While you may not need differential calculus every day, mathematics is the basis of scientific thinking, says Derek Lowe
It’s time for another awkward confession. I’m not great at maths. If you’re going to have a career in science, one thing that’s drilled into you is that you have to have a solid background in mathematics. It’s the foundation, the matrix, and as students work their way up through calculus, linear algebra, differential equations and the like, they know that they’ll be using these skills if they find employment in research labs.
Except, well … here I am, a medicinal chemist, in the business over 25 years now, and (deep breath) I hardly ever seem to use any of that stuff. I go through long stretches of work where it seems like all the calculations I need for my job could be accomplished on an abacus. I feel somewhat guilty about this, because I actually did learn a reasonable number of mathematical techniques at one time. But looking back, it seems as if the last time I used most of them was when I took quantum chemistry in graduate school. Mind you, that was enough to last me a while – one evening after grinding through a long problem set, I was trying to get to sleep when I realised that my brain, annoyingly, was still working integrals, and did not seem to respond to my increasingly heartfelt requests for it to stop (I did eventually get to sleep, and was relieved to find on waking that I was no longer doing involuntary particle-in-a-box calculations).
Whether you use it or not, the ability to learn mathematics may be a good proxy for scientific proficiency
But in drug discovery, at least in my end of it, mathematics just doesn’t seem to figure in very much. Proportions of reagents, reaction yields (when I care): these are simple calculations indeed. We spend more time trying to grasp things that are very difficult to render into equations – structure–activity relationships, potential new reactions and the compounds they might make, the toolbox of techniques we use to try to improve metabolic stability or avoid some toxic side effect. No medicinal chemist I’ve ever met thinks of these things in terms of mathematics, any more than a top-level chef does when assembling a varied and tricky menu.

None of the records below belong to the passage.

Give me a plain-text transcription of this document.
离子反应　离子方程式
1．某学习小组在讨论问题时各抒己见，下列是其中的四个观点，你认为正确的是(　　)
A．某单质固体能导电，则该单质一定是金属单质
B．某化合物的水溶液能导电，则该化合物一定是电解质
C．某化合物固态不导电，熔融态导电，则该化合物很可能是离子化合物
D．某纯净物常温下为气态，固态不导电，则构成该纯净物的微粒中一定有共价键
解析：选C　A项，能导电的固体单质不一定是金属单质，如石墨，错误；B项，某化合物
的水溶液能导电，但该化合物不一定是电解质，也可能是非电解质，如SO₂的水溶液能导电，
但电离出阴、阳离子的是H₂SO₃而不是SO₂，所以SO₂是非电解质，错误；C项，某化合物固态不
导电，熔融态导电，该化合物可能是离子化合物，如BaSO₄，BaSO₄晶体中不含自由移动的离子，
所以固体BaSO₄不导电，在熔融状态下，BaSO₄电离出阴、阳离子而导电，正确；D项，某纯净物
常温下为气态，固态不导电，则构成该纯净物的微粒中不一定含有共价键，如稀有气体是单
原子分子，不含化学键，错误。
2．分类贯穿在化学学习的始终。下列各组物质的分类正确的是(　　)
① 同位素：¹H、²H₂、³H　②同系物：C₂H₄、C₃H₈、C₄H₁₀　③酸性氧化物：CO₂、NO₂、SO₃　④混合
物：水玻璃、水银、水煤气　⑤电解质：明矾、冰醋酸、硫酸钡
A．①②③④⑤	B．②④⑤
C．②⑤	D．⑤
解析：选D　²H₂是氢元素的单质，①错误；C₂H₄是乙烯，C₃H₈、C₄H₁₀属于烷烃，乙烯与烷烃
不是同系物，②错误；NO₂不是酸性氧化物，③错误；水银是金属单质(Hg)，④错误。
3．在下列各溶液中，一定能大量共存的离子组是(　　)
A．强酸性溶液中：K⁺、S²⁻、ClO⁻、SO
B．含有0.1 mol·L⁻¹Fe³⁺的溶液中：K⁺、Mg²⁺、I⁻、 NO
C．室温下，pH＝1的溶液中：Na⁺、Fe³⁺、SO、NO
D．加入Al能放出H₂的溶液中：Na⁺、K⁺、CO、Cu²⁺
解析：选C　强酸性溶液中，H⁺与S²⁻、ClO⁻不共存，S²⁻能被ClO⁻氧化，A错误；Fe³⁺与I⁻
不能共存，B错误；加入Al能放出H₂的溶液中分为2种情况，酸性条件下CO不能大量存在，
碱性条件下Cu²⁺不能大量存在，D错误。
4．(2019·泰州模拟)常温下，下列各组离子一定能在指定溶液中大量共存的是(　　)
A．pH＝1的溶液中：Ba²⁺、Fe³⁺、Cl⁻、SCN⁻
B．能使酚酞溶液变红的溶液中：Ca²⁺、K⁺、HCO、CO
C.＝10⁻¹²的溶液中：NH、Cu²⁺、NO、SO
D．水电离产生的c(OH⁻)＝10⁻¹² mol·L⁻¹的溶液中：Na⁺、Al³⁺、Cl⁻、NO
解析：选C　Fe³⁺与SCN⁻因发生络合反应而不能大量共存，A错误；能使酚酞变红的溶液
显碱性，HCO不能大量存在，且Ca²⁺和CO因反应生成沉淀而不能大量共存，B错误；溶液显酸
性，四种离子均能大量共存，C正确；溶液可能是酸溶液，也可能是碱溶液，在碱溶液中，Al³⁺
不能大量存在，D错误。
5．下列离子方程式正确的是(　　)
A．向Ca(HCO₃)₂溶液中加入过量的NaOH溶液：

I recognised some of this when I read Edward Wilson’s recent Letters to a young scientist. He confesses that he has no particular mathematical ability, and not very much training, either. He advises students that many fields of science do not need as much of either as people imagine. And he took a lot of criticism for that, but it is only partly deserved. I think he has a real point, but there’s another effect that has to be considered.
That’s the fact that all of us in science have, perforce, had some mathematical training, which is now a fundamental part of our thinking. Medicinal chemists (just to pick one example) casually handle all sorts of graphical presentations of data, mentally adjusting for log scales, looking for linear and non-linear effects, and immediately grasping when an assay curve looks strange. We watch for outliers, for sample sizes, and for error bars. Most of us have forgotten how foreign these skills are to someone who truly knows no mathematics at all. So even if we might be nonplussed to be handed a second-order differential equation to solve, the mathematical way of looking at the world is still a fundamental part of our thinking (and, I suspect, of Wilson’s thinking as well).
So even though the techniques gleaned from a mathematical training aren’t an absolute requirement, the mental furnishings it gives you may be. I would not wish to be graded at the moment on something as simple as a problem requiring integration by parts, but I think about slopes and areas under curves all the time when I’m looking at fresh assay data. My ability to do my job would certainly be impaired if I didn’t, even more so if I couldn’t. And that’s an even deeper question: whether you use it or not, the ability to at least learn useful levels of mathematics may, in fact, be a good proxy for basic scientific proficiency. That’s my own guess – if anyone has any good counterexamples, I’d be very interested to hear them.